The exhibition (Re)Constructing History uses only photographs and archival material from its own permanent collection as it reflects on Carrie Mae Weems’ groundbreaking work Constructing History from 2008. This installation wholeheartedly embraces Weems’ viewpoint of the power of a photograph to both record an instant in time while simultaneously capturing the history embedded within the moment. Viewing these photographs, some of them decades after they were originally taken, forces us to confront a record that upon re-viewing collapses the past and the present.
THREE GALLERIES
In addition to Weems, this presentation celebrates contemporary Black artists Nona Faustine, Carla Williams and Dawoud Bey as anchors in each gallery. These artists create works that move beyond static, silent documents, offering imaginative images that reveal stories of Black life previously unseen or unconsidered.
Across three galleries, the photographs unflinchingly examine complicated, painful and yet, familiar histories.
First gallery examines Wall Street as a symbol of American power, a nexus for understanding and critiquing the United States.. Central to the story of Wall Street as a concept is Faustine’s provocative work From Her Body Came Their Greatest Wealth, which shows her standing naked in white high heels with hands shackled atop a wooden crate on Water Street, a site at the heart of New York City’s banking and finance sector that was associated with the slave trade 160 years ago. With one image, Faustine connects the hidden trauma of the past to its impact in the present-day Black American experience.

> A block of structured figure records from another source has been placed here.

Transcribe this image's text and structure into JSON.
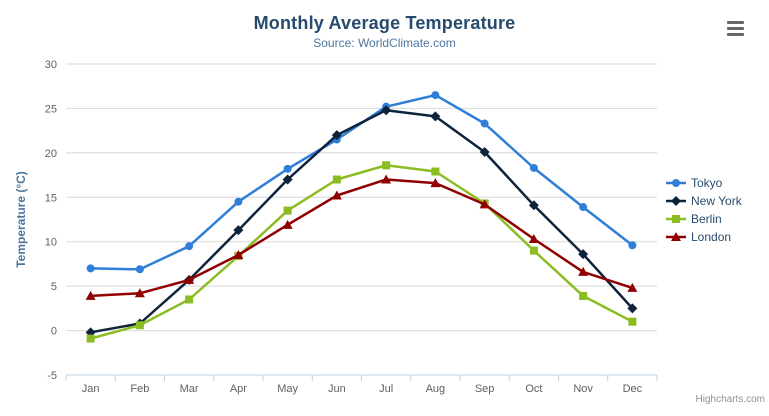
{
  "header": {
    "title": "Monthly Average Temperature",
    "subtitle": "Source: WorldClimate.com",
    "menu_icon": "hamburger-icon"
  },
  "credits": {
    "label": "Highcharts.com"
  },
  "chart_data": {
    "type": "line",
    "title": "Monthly Average Temperature",
    "subtitle": "Source: WorldClimate.com",
    "categories": [
      "Jan",
      "Feb",
      "Mar",
      "Apr",
      "May",
      "Jun",
      "Jul",
      "Aug",
      "Sep",
      "Oct",
      "Nov",
      "Dec"
    ],
    "xlabel": "",
    "ylabel": "Temperature (°C)",
    "ylim": [
      -5,
      30
    ],
    "yticks": [
      -5,
      0,
      5,
      10,
      15,
      20,
      25,
      30
    ],
    "grid": true,
    "legend_position": "right-middle",
    "colors": {
      "grid": "#d8d8d8",
      "axis_line": "#c0d0e0",
      "axis_label": "#606060",
      "axis_title": "#4d759e",
      "title": "#274b6d",
      "subtitle": "#4d759e",
      "legend_text": "#274b6d",
      "credits_text": "#909090"
    },
    "series": [
      {
        "name": "Tokyo",
        "color": "#2f7ed8",
        "marker": "circle",
        "values": [
          7.0,
          6.9,
          9.5,
          14.5,
          18.2,
          21.5,
          25.2,
          26.5,
          23.3,
          18.3,
          13.9,
          9.6
        ]
      },
      {
        "name": "New York",
        "color": "#0d233a",
        "marker": "diamond",
        "values": [
          -0.2,
          0.8,
          5.7,
          11.3,
          17.0,
          22.0,
          24.8,
          24.1,
          20.1,
          14.1,
          8.6,
          2.5
        ]
      },
      {
        "name": "Berlin",
        "color": "#8bbc21",
        "marker": "square",
        "values": [
          -0.9,
          0.6,
          3.5,
          8.4,
          13.5,
          17.0,
          18.6,
          17.9,
          14.3,
          9.0,
          3.9,
          1.0
        ]
      },
      {
        "name": "London",
        "color": "#910000",
        "marker": "triangle",
        "values": [
          3.9,
          4.2,
          5.7,
          8.5,
          11.9,
          15.2,
          17.0,
          16.6,
          14.2,
          10.3,
          6.6,
          4.8
        ]
      }
    ]
  }
}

Faustine, From Her Body Came Their Greatest Wealth
Second gallery features artists who rework visual traditions through reference and appropriation. We see contemporary artists such as Yasumasa Morimura (above), Cindy Sherman and Weems who question, celebrate and appropriate visual cultures that preceded them, from Renaissance paintings to canonical photographs.

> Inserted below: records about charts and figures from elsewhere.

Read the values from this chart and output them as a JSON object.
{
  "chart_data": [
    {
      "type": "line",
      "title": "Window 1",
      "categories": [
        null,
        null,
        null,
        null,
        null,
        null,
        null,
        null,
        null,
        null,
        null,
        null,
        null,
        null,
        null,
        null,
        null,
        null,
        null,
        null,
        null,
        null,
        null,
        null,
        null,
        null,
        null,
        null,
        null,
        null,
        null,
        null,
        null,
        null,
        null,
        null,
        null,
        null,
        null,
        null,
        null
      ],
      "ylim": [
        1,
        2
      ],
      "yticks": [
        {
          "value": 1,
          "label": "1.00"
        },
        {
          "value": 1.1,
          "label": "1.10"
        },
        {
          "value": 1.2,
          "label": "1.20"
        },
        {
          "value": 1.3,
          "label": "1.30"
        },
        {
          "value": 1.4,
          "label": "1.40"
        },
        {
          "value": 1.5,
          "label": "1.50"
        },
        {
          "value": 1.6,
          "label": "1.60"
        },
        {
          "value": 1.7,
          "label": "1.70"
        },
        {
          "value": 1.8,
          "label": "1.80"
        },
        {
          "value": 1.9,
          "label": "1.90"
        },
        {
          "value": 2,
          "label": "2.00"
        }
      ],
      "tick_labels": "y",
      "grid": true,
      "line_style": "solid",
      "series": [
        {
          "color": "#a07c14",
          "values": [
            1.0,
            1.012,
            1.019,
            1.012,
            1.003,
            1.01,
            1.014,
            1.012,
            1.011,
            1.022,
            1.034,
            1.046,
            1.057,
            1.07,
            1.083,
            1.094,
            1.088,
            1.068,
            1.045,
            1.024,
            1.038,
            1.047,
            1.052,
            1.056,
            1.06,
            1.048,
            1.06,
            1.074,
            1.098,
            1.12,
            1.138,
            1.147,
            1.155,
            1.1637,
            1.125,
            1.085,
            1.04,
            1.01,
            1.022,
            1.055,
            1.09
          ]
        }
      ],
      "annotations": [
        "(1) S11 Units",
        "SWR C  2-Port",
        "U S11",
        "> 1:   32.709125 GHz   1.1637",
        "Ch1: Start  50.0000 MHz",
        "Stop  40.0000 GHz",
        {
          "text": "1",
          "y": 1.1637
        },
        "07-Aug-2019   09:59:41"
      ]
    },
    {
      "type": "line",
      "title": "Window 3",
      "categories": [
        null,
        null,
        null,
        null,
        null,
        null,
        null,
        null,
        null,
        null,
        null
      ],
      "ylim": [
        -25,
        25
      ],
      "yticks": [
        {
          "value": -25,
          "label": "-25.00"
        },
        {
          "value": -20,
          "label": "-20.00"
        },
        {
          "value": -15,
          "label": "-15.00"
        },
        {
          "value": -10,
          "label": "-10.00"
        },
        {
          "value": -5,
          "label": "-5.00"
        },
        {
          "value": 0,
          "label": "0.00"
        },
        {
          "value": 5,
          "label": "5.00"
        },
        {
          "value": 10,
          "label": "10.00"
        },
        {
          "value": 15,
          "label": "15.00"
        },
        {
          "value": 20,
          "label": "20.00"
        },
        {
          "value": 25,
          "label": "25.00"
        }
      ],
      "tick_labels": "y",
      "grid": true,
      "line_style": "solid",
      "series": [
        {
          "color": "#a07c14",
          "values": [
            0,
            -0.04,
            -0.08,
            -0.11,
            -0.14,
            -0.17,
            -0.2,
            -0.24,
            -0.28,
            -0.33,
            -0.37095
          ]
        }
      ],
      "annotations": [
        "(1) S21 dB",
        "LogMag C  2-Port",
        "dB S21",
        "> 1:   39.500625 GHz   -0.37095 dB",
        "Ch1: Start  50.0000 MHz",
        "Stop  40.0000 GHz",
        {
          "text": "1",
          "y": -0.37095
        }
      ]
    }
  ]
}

Sherman, Untitled/Marilyn (Sherman is the model)
In particular, Sherman’s work reminds us identity, particularly female identity and celebrity persona, is a constructed performance.
L2R: Weems, The Tragedy of Hiroshima (detail); Smith, Tomoko and Mother in the Bath (although the latter is not on display in this exhibition, Weems’ Hiroshima is often paired and compared with this photograph of Ryoko Kamimura bathing her daughter, Tomoko, who is suffering from mercury poisoning)

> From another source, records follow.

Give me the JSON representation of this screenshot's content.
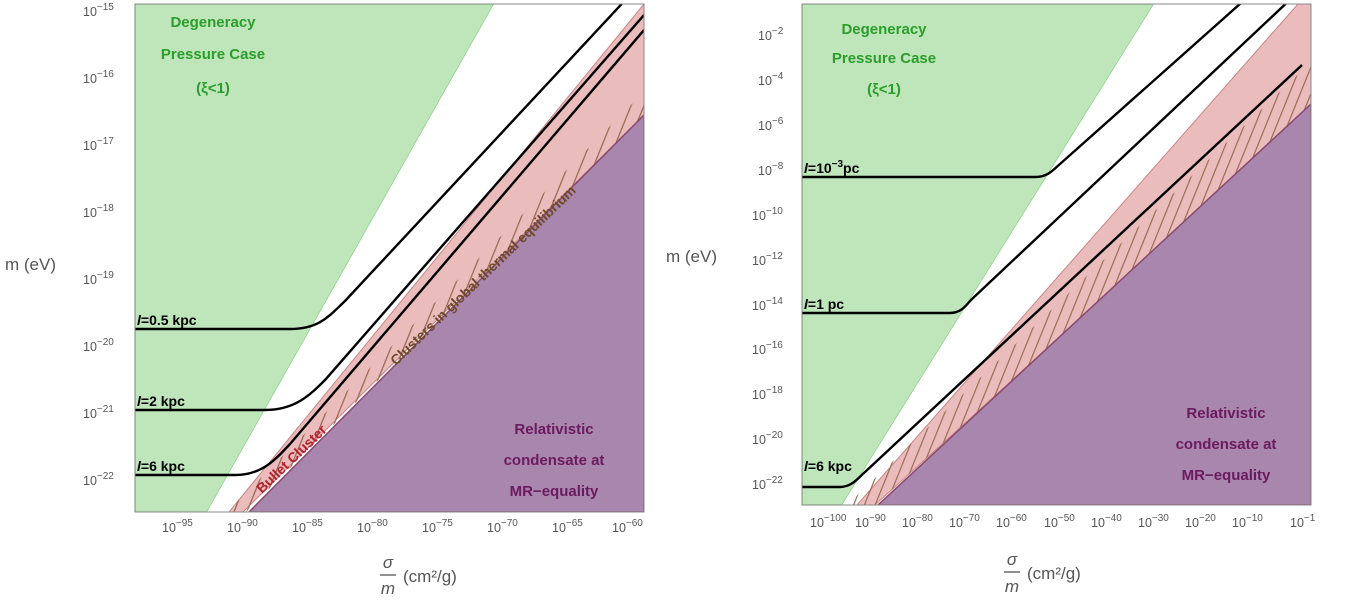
{
  "chart_data": [
    {
      "type": "line",
      "xlabel_top": "σ",
      "xlabel_bottom": "m",
      "xlabel_unit": "(cm²/g)",
      "ylabel": "m (eV)",
      "x_log_range": [
        -99,
        -59.6
      ],
      "y_log_range": [
        -22.4,
        -14.9
      ],
      "x_ticks": [
        {
          "base": "10",
          "exp": "−95",
          "v": -95
        },
        {
          "base": "10",
          "exp": "−90",
          "v": -90
        },
        {
          "base": "10",
          "exp": "−85",
          "v": -85
        },
        {
          "base": "10",
          "exp": "−80",
          "v": -80
        },
        {
          "base": "10",
          "exp": "−75",
          "v": -75
        },
        {
          "base": "10",
          "exp": "−70",
          "v": -70
        },
        {
          "base": "10",
          "exp": "−65",
          "v": -65
        },
        {
          "base": "10",
          "exp": "−60",
          "v": -60
        }
      ],
      "y_ticks": [
        {
          "base": "10",
          "exp": "−22",
          "v": -22
        },
        {
          "base": "10",
          "exp": "−21",
          "v": -21
        },
        {
          "base": "10",
          "exp": "−20",
          "v": -20
        },
        {
          "base": "10",
          "exp": "−19",
          "v": -19
        },
        {
          "base": "10",
          "exp": "−18",
          "v": -18
        },
        {
          "base": "10",
          "exp": "−17",
          "v": -17
        },
        {
          "base": "10",
          "exp": "−16",
          "v": -16
        },
        {
          "base": "10",
          "exp": "−15",
          "v": -15
        }
      ],
      "regions": {
        "degeneracy": {
          "label_lines": [
            "Degeneracy",
            "Pressure Case",
            "(ξ<1)"
          ],
          "boundary": [
            [
              -96.1,
              -22.4
            ],
            [
              -70.4,
              -14.9
            ]
          ]
        },
        "bullet_cluster": {
          "label": "Bullet Cluster",
          "upper_boundary": [
            [
              -93.1,
              -22.4
            ],
            [
              -59.6,
              -16.2
            ]
          ]
        },
        "global_equilibrium": {
          "label": "Clusters in global thermal equilibrium",
          "boundary": [
            [
              -90.8,
              -22.4
            ],
            [
              -59.6,
              -17.5
            ]
          ]
        },
        "relativistic": {
          "label_lines": [
            "Relativistic",
            "condensate at",
            "MR−equality"
          ],
          "boundary": [
            [
              -90.8,
              -22.4
            ],
            [
              -59.6,
              -17.5
            ]
          ]
        }
      },
      "series": [
        {
          "name": "l=0.5 kpc",
          "label_rest": "=0.5 kpc",
          "plateau": -19.8,
          "points": [
            [
              -99,
              -19.8
            ],
            [
              -86.6,
              -19.8
            ],
            [
              -63.5,
              -14.9
            ]
          ]
        },
        {
          "name": "l=2 kpc",
          "label_rest": "=2 kpc",
          "plateau": -20.95,
          "points": [
            [
              -99,
              -20.95
            ],
            [
              -88.2,
              -20.95
            ],
            [
              -61.7,
              -14.9
            ]
          ]
        },
        {
          "name": "l=6 kpc",
          "label_rest": "=6 kpc",
          "plateau": -22.0,
          "points": [
            [
              -99,
              -22.0
            ],
            [
              -90.6,
              -22.0
            ],
            [
              -59.6,
              -15.25
            ]
          ]
        }
      ]
    },
    {
      "type": "line",
      "xlabel_top": "σ",
      "xlabel_bottom": "m",
      "xlabel_unit": "(cm²/g)",
      "ylabel": "m (eV)",
      "x_log_range": [
        -102.2,
        -1.2
      ],
      "y_log_range": [
        -22.8,
        -0.5
      ],
      "x_ticks": [
        {
          "base": "10",
          "exp": "−100",
          "v": -100
        },
        {
          "base": "10",
          "exp": "−90",
          "v": -90
        },
        {
          "base": "10",
          "exp": "−80",
          "v": -80
        },
        {
          "base": "10",
          "exp": "−70",
          "v": -70
        },
        {
          "base": "10",
          "exp": "−60",
          "v": -60
        },
        {
          "base": "10",
          "exp": "−50",
          "v": -50
        },
        {
          "base": "10",
          "exp": "−40",
          "v": -40
        },
        {
          "base": "10",
          "exp": "−30",
          "v": -30
        },
        {
          "base": "10",
          "exp": "−20",
          "v": -20
        },
        {
          "base": "10",
          "exp": "−10",
          "v": -10
        },
        {
          "base": "10",
          "exp": "−1",
          "v": -1
        }
      ],
      "y_ticks": [
        {
          "base": "10",
          "exp": "−22",
          "v": -22
        },
        {
          "base": "10",
          "exp": "−20",
          "v": -20
        },
        {
          "base": "10",
          "exp": "−18",
          "v": -18
        },
        {
          "base": "10",
          "exp": "−16",
          "v": -16
        },
        {
          "base": "10",
          "exp": "−14",
          "v": -14
        },
        {
          "base": "10",
          "exp": "−12",
          "v": -12
        },
        {
          "base": "10",
          "exp": "−10",
          "v": -10
        },
        {
          "base": "10",
          "exp": "−8",
          "v": -8
        },
        {
          "base": "10",
          "exp": "−6",
          "v": -6
        },
        {
          "base": "10",
          "exp": "−4",
          "v": -4
        },
        {
          "base": "10",
          "exp": "−2",
          "v": -2
        }
      ],
      "regions": {
        "degeneracy": {
          "label_lines": [
            "Degeneracy",
            "Pressure Case",
            "(ξ<1)"
          ],
          "boundary": [
            [
              -93.5,
              -22.8
            ],
            [
              -27.6,
              -0.5
            ]
          ]
        },
        "bullet_cluster": {
          "upper_boundary": [
            [
              -95.6,
              -22.8
            ],
            [
              -1.2,
              -0.5
            ]
          ]
        },
        "relativistic": {
          "label_lines": [
            "Relativistic",
            "condensate at",
            "MR−equality"
          ],
          "boundary": [
            [
              -89.3,
              -22.8
            ],
            [
              -1.2,
              -5.3
            ]
          ]
        }
      },
      "series": [
        {
          "name": "l=10^-3 pc",
          "label_rest": "=10",
          "label_sup": "−3",
          "label_tail": "pc",
          "plateau": -7.7,
          "points": [
            [
              -102.2,
              -7.7
            ],
            [
              -51.4,
              -7.7
            ],
            [
              -10.4,
              -0.5
            ]
          ]
        },
        {
          "name": "l=1 pc",
          "label_rest": "=1 pc",
          "plateau": -13.8,
          "points": [
            [
              -102.2,
              -13.8
            ],
            [
              -71.0,
              -13.8
            ],
            [
              -17.0,
              -0.5
            ]
          ]
        },
        {
          "name": "l=6 kpc",
          "label_rest": "=6 kpc",
          "plateau": -22.3,
          "points": [
            [
              -102.2,
              -22.3
            ],
            [
              -93.5,
              -22.3
            ],
            [
              -1.2,
              -3.8
            ]
          ]
        }
      ]
    }
  ]
}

Third gallery considers how photography is uniquely positioned to expose the hidden forces behind changing environments and landmark formation. Through geography-based artworks like the 1977 Rephotographic Survey Project, which documents the evolution of Southwestern landscapes between the nineteenth century and the 1970s. It invites us to explore the layers of meaning behind the images we see – and the stories we might overlook.
Dingus, Witches Rocks, Weber Valley, Utah
(Re)Constructing History invites audiences to imagine the layers of history we encounter through a seemingly fixed image and examine power, tradition and transformation.